Monday, September 6, 2010

Me and Jean

Its a holiday weekend and so I have devoted myself to a couple of my favorite things. I am reading and watching movies. I am having a little trouble on the reading front. It has been hard for me to find anything that really excites me this year. I have been reading Andrew Vachss, but the one I am in right now is hard for me to get into. But I digress.

I have also been watching movies. Last night I watched Les Miserables. The version I saw last night was the one from 1998 starring Liam Neeson and Geoffrey Rush. It is a fine production, but by no means the best one available. There is a version with Charles Laughton from 1935. There is one with Claude Rains (I think) that I really like too.

I first met the story of Les Miserables through the Broadway musical version. It is great music, a superb story and just innovative enough to keep it interesting. I have seen stage productions of Les Miserables several times (including one high school production that was surprisingly excellent). There are days that I spend in a blissful fog singing "Who Am I," or "Bring Him Home." The music makes me smile and takes to specific scenes, times, places, emotions. Ahhh...

The novel, written by Victor Hugo, is one of my favorites. There are no weaknesses. Reading this thing allows me to get lost in the pages. I love everything about it.

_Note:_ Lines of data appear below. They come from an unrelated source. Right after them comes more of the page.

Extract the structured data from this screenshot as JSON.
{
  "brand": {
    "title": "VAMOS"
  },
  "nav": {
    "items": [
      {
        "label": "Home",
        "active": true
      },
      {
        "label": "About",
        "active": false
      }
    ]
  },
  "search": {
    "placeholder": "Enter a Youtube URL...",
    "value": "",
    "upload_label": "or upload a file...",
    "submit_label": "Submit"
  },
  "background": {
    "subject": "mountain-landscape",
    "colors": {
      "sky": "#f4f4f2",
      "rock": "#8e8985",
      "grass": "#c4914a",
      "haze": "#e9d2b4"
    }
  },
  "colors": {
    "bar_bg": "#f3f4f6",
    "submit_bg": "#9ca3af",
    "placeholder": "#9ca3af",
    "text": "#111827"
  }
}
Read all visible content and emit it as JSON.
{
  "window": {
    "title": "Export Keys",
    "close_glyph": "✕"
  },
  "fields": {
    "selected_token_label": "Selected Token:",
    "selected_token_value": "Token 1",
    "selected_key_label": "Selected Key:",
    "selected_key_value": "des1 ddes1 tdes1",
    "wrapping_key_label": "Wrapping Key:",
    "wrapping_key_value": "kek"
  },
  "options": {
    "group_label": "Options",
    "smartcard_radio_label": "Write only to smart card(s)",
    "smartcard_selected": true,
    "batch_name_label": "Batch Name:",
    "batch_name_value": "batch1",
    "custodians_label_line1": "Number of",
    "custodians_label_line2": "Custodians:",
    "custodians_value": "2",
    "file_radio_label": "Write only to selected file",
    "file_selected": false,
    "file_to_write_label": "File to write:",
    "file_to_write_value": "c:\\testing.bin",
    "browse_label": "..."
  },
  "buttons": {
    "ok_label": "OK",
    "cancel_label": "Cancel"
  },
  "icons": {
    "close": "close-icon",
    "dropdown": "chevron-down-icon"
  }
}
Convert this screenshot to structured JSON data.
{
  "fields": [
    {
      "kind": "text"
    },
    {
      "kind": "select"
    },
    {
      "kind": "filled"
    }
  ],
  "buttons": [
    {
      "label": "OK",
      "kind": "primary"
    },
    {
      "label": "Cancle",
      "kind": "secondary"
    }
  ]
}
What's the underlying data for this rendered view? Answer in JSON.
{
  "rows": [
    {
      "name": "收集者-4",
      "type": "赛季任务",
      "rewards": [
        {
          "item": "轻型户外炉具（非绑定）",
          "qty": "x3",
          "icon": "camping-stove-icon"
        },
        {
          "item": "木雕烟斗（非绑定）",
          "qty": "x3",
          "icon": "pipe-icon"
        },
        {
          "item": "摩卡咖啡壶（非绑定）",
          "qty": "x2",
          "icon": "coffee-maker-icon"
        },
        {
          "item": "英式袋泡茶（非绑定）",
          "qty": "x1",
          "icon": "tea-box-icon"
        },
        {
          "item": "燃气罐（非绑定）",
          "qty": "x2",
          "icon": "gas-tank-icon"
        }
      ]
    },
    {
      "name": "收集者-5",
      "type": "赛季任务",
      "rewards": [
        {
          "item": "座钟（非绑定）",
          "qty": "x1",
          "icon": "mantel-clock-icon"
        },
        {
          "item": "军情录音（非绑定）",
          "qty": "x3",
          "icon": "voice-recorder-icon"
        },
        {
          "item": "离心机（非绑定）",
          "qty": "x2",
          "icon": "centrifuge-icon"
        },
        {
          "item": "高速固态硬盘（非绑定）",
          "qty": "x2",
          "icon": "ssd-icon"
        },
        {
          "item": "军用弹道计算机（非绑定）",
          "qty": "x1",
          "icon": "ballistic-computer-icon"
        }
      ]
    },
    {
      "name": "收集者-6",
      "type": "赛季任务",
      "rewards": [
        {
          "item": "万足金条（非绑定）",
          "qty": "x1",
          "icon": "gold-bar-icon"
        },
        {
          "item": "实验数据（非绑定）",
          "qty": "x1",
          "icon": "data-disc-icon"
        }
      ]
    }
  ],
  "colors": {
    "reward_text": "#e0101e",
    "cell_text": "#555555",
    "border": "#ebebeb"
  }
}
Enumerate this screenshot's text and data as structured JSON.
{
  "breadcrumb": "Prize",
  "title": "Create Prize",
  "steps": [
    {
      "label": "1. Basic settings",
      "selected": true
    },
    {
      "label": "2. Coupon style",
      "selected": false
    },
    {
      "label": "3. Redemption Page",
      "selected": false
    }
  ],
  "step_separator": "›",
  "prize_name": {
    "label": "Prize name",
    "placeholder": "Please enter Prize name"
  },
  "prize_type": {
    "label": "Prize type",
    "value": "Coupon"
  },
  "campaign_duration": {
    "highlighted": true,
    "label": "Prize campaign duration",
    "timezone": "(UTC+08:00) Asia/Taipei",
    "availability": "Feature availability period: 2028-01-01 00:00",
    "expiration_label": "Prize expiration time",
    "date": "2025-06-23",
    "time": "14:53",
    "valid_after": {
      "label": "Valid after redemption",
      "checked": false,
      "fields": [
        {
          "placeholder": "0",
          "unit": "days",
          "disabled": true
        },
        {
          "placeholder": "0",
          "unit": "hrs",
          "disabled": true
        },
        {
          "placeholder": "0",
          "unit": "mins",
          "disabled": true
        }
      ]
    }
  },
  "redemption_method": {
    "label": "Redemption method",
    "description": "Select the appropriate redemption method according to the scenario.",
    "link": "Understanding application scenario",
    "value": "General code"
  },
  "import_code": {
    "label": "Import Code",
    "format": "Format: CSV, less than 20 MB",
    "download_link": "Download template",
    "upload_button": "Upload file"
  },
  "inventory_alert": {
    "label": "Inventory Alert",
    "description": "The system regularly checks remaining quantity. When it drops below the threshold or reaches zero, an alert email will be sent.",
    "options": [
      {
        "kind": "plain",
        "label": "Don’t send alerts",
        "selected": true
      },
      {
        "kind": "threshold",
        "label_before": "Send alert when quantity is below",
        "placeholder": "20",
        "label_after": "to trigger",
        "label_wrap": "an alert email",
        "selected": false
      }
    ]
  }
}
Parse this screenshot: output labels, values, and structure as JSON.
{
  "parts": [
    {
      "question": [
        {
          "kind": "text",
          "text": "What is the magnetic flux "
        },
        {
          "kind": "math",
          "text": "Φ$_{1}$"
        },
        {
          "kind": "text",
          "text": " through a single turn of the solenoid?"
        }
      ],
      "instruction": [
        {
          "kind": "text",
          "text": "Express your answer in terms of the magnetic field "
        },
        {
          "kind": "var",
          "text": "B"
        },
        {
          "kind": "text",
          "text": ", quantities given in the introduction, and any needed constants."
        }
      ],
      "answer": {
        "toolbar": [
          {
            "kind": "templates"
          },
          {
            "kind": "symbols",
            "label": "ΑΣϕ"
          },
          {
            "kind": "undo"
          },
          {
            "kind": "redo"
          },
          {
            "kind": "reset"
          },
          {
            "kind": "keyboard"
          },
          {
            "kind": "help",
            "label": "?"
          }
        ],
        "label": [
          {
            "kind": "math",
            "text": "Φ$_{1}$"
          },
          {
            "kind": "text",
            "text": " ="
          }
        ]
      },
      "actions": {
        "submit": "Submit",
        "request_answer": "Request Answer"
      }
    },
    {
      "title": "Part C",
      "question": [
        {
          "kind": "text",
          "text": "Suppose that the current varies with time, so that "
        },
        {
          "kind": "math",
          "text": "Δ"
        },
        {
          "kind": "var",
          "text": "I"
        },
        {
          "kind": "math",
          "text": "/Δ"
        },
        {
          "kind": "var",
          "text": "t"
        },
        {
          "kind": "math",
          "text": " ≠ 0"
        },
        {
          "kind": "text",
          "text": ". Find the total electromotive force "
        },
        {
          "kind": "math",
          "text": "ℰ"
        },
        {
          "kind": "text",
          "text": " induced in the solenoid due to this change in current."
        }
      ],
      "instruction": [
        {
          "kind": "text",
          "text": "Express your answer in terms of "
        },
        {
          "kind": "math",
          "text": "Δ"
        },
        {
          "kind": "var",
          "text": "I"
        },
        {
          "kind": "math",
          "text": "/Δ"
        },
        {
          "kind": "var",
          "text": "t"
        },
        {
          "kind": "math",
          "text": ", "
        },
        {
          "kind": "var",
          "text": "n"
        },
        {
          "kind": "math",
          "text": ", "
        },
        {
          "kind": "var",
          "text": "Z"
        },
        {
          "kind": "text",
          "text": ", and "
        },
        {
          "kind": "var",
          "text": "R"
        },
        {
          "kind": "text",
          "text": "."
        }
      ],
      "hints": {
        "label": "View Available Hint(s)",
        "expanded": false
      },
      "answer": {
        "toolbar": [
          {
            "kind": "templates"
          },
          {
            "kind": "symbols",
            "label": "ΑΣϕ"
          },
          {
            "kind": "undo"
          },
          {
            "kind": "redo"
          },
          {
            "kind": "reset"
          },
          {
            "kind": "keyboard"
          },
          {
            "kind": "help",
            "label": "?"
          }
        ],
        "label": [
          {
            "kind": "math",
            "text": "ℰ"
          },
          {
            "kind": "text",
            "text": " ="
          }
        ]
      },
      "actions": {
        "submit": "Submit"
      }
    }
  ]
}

But the best thing about Les Miserables is Jean Valjean. He is probably my all-time favorite fictional character. Jean is a convict. The story opens with Jean working on a chain gang for 19 years. He has been sentenced hard labor for stealing bread. When paroled, however, he goes on the run. While evading the police Valjean encounters a priest who shows compassion, grace, forgiveness and love. Jean Valjean is transformed.

For the rest of his life Valjean has to hide from the authorities- he is a parole violator after all. But he shows grace and compassion for everyone he meets, including his greatest enemies. His concern and love for others is clearly the theme of the story.

This is not necessarily and Christian novel. The musical is not a religious production. Every filmed version I have seen does not focus on the obvious Christian themes. However, it is impossible to separate Les Miserables from the gospel. It is, in many ways, a parable of the the way the Christian life ought to be lived. Jean Valjean is not Jesus, nor is he intended to be. But those who read or view Les Miserables honestly will see Jesus in Valjean as surely as they will in Aslan. Do not miss Les Miserables, in whatever form you can find it.